In the notorious Bermuda Triangle, a private jet vanishes without a trace, taking with it scientists working for the world-famous philanthropist Joaquin Abell. Meanwhile, Captain Kyle Sears is called to a murder scene in Miami. A woman and her daughter have both been shot through the head. But within moments of arriving, Sears receives a phone call from the woman’s husband, physicist Charles Purcell.
“I did not kill my wife and child,” he says. “In less than twenty-four hours I will be murdered and I know the man who will kill me. My murderer does not yet know that he will commit the act.” With uncanny accuracy, Purcell goes on to predict the immediate future just as it unfolds around Sears, and leaves clues for a man he’s never met, former war correspondent Ethan Warner.
The hunt is on to find Purcell, and Warner is summoned by the Defense Intelligence Agency to lead the search. But this is no ordinary case, as Warner and his partner, Nicola Lopez, are about to discover. The future has changed its course, and timing is everything. The end is just beginning . . .
Relentlessly fast-paced and action-packed, Apocalypse combines realistic science, suspense, and intrigue to create an ingenious blockbuster thriller.
Short and sweet, but this first sentence grabbed me. It set the expectations and had me plowing through to learn the answer.
I just finished watching an episode of CNBC’s show American Greed: Scams, it was on Rita Crundwell who embezzled 53 million dollars from her hometown. How does this relate to Apocalypse? It sounds like an odd analogy but as with the docuprogram Apocalypse was sneaky and, like the town of Dixon wondered how I missed that.
The semi-time travel/futuristic aspect of the novel was a little odd and had to concentrate a little harder in those parts. To make another TV comparison, I was reminded of The Big Bang Theory. There is an episode where Sheldon, Lenard, Howard, and Raj go in on a time machine. It sadly does not go anywhere, but the boys have very imaginative (yet scientific) fantasies about using it. This compares to my thoughts on the “seeing into the future” paradox as that while it was an intricate part of the story did not move me in leaps and bounds but like Sheldon and Lenard, still found the concept interesting.

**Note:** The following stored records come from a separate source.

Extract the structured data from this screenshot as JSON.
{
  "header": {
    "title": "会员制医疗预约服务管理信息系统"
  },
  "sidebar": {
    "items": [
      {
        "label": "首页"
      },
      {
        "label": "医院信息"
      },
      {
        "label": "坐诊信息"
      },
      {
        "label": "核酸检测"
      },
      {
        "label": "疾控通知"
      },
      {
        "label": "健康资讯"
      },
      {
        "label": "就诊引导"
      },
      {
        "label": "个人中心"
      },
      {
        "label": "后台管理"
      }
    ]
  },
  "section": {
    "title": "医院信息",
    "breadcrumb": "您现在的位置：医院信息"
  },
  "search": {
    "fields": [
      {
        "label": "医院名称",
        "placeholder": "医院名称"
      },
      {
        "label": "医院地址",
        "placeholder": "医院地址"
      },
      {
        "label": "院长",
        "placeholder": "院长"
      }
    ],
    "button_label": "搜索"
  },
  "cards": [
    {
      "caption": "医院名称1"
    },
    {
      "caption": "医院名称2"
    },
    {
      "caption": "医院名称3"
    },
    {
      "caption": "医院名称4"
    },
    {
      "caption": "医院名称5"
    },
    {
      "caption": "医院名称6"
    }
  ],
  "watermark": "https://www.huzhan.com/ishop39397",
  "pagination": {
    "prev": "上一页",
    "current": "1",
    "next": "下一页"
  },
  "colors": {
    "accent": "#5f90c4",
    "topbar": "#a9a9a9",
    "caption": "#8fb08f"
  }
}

The Abells were a little shady in the fact that I wasn’t quite sure what to believe, (at least at first) and thought they worked well off each other, like Ethel and Fred Mertz. Charles Purcell was an interesting fellow giving Dean Crawford’s novel a little spice with his vigilant innocence and desire to see justice even if from afar. Ethan Warner was calm, cool and collected in the face of danger and as the lead character held the storyline together. With such a vast plot it could be very easy to stretch the characters thin and have a homemade fix-it holding wires together with chewing gum and string, but Warner is the real deal, the super glue if you will, and a great agent to travel with.
Overall, Apocalypse was a calculated novel and thoroughly held my interest.